1. This was a suit for accounts by the zemindar against his tehsildar and one Kanai Prosad Bose, who stood surety for the due performance of the tehsildars' duties. The Courts below have decreed the suit and the surety appeals. The ground of the appeal is that, as the contract between the zemindars and the tehsildar was varied, the surety was discharged from liability by Section 133 of the Con tract Act. The terms of the contract to which reference has been made are as follows: 'As long as I do not make over the tehsil in my jimba on clearing my nikash of any year to your satisfaction, I will not be able to take up the work of realizations and collections from the said mehals for the following year.' It is said that the tehsildar did not render accounts for the year 1308, but notwithstanding that omission continued to realize rent for 1309. We do not think that this amounted to a variation of the contract.

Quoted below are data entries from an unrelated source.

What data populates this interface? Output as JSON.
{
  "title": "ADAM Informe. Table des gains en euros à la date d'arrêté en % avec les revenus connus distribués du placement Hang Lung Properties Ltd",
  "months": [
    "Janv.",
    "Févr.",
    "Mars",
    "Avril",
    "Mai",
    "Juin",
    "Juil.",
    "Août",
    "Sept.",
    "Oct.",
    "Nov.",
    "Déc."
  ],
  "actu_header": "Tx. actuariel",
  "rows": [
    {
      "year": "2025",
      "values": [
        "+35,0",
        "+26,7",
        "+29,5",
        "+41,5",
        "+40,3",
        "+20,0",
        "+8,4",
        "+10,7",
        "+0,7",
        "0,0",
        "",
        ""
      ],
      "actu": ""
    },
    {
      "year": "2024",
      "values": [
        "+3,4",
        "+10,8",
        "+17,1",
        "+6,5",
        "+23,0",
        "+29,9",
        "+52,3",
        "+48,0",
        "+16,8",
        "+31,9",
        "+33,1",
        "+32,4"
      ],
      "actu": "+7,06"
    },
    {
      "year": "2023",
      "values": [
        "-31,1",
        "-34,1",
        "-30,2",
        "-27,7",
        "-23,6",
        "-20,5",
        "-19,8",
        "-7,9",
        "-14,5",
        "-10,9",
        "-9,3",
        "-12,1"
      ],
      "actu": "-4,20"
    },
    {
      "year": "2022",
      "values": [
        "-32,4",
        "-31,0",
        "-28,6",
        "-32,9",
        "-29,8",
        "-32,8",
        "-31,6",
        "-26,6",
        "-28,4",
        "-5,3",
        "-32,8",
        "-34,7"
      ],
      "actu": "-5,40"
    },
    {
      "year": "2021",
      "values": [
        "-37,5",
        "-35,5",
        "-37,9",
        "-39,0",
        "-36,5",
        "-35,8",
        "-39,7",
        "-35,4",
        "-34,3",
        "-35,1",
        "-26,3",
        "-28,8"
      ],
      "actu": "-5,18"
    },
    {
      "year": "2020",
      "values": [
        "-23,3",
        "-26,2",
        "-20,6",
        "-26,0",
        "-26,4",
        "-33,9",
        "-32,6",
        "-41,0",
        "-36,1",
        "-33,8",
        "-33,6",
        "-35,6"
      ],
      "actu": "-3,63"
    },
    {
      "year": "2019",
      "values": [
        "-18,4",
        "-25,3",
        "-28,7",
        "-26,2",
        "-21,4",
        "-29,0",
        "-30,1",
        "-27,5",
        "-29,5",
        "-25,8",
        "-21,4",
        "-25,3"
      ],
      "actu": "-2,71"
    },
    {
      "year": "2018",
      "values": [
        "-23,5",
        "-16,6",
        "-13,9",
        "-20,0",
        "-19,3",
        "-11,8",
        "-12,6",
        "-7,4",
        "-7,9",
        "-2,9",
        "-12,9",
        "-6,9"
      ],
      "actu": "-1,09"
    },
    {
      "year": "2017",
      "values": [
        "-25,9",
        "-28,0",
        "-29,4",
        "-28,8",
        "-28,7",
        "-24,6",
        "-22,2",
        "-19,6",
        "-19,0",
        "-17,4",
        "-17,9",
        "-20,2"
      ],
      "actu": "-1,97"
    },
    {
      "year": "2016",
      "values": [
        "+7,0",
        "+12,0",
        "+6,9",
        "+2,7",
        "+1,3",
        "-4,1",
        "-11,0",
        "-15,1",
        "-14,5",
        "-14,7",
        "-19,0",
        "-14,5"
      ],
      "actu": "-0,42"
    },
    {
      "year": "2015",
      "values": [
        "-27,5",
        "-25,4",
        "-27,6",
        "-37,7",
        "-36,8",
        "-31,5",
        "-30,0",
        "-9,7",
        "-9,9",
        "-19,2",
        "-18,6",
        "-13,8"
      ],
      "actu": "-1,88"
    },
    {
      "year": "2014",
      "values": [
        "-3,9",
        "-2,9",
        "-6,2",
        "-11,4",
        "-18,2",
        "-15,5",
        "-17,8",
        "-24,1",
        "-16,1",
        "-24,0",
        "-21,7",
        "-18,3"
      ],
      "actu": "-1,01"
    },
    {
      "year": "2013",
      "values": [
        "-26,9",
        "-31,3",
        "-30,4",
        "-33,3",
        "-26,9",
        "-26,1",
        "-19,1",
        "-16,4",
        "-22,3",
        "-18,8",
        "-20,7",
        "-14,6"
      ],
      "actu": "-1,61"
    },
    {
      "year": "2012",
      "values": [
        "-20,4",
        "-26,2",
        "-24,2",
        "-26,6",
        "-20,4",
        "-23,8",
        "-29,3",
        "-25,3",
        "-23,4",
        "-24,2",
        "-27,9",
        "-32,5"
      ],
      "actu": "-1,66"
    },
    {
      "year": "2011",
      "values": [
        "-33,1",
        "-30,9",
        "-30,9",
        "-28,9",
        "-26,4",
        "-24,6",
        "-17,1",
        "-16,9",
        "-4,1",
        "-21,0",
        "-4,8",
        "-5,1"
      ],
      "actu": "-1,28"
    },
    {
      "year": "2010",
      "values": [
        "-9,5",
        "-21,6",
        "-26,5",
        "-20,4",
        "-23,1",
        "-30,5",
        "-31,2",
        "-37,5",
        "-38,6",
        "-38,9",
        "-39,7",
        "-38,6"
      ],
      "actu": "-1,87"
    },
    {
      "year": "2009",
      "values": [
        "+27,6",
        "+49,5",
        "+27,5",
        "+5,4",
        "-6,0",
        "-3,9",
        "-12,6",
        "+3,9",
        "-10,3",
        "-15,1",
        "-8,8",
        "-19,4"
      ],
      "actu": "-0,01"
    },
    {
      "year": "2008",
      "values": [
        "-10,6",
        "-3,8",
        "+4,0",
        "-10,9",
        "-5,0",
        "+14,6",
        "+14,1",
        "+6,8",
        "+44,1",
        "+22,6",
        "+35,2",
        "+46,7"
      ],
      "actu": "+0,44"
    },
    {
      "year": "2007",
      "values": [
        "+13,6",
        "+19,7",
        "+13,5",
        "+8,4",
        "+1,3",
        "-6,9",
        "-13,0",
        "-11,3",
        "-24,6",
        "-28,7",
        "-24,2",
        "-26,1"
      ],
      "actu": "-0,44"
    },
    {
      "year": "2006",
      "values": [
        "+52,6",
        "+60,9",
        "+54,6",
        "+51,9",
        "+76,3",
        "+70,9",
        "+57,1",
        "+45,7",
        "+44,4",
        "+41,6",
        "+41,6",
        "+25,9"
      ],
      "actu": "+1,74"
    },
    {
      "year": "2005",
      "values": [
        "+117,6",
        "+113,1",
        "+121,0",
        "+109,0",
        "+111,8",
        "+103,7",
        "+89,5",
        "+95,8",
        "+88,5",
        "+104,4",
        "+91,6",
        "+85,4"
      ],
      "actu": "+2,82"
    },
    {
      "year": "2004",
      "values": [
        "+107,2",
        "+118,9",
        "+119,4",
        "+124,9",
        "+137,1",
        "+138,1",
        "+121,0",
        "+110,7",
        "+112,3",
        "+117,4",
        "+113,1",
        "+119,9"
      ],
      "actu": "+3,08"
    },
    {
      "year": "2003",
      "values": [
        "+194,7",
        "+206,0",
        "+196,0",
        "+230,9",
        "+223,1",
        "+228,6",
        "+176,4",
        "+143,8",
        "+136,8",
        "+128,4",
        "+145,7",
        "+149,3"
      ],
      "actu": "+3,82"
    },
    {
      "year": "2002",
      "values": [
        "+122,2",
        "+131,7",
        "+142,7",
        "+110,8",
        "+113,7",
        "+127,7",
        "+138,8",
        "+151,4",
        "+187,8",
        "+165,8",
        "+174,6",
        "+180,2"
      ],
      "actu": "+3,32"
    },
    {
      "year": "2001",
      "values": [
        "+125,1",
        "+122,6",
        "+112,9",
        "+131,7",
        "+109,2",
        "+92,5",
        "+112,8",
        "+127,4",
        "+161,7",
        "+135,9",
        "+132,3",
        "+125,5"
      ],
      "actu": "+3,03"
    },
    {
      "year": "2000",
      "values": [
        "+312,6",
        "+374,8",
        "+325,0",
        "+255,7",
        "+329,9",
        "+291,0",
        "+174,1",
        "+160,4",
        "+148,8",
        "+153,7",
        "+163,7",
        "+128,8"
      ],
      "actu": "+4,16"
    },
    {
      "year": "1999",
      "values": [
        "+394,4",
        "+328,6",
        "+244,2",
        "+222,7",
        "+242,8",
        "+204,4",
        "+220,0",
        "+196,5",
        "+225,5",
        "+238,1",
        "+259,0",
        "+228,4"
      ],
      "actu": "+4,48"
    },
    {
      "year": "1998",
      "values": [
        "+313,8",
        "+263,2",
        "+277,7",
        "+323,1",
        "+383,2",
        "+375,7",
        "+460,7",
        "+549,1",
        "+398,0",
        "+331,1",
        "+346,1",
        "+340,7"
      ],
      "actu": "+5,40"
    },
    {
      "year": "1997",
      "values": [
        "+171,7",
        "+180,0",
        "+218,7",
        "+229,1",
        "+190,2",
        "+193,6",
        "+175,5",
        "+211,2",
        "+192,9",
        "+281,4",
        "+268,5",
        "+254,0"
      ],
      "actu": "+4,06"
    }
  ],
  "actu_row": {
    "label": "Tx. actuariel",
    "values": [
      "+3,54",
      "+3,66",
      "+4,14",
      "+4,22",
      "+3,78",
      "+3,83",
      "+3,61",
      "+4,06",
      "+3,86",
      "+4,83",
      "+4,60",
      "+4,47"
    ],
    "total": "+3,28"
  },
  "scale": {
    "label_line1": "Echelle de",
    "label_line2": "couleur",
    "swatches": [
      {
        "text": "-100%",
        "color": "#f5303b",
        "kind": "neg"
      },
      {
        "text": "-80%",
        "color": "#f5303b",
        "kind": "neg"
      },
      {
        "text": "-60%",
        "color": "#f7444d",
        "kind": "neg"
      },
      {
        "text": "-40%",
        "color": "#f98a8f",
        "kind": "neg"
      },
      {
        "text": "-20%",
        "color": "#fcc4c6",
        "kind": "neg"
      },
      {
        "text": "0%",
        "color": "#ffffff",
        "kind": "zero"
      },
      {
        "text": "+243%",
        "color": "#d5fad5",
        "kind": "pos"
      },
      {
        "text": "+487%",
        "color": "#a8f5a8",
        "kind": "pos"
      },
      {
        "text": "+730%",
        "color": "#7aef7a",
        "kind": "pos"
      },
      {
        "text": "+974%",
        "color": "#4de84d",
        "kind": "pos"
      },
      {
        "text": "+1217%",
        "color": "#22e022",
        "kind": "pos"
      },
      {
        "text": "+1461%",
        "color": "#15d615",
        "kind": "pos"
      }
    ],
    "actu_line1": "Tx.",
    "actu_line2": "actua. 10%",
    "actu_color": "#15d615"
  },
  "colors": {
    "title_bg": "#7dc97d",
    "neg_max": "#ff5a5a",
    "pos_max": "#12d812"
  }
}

The breach of a contract is not a variation of it. Under the contract it was stipulated that if the accounts were not rendered the tehsildar should pay Rs. 50 a year as the cost of 'having them prepared. Doubtless also the zemindar had other remedies. He could probably dismiss the tehsildar, or take the work away from his hands. But the mere fact that he did not enforce any of these remedies immediately did not amount, in our opinion, to a variation of the original contract. The original contract remained the same. If the tehsildar committed a breach of the contract by realizing rent for 1309, the zemindar was able to enforce the original contract and the remedies which he had under it. It is not stated that the zemindar and the tehsildar ever met together and came to any agreement on the subject. All that happened was that the tehsildar to a certain extent broke his part of the contract and the zemindar did not immediately enforce his remedies under it.

2. It is argued that the surety might in this way become liable for the defalcations of several years, although it was originally intended that the accounts should be completed and rendered at the end of each year. But the security was limited to a fixed amount, and it could at any time have been revoked by the surety.

3. In our opinion, there was no variation in the contract between the parties, and we think, therefore, that the decisions of the Courts below were right, and that this appeal must be dismissed with costs.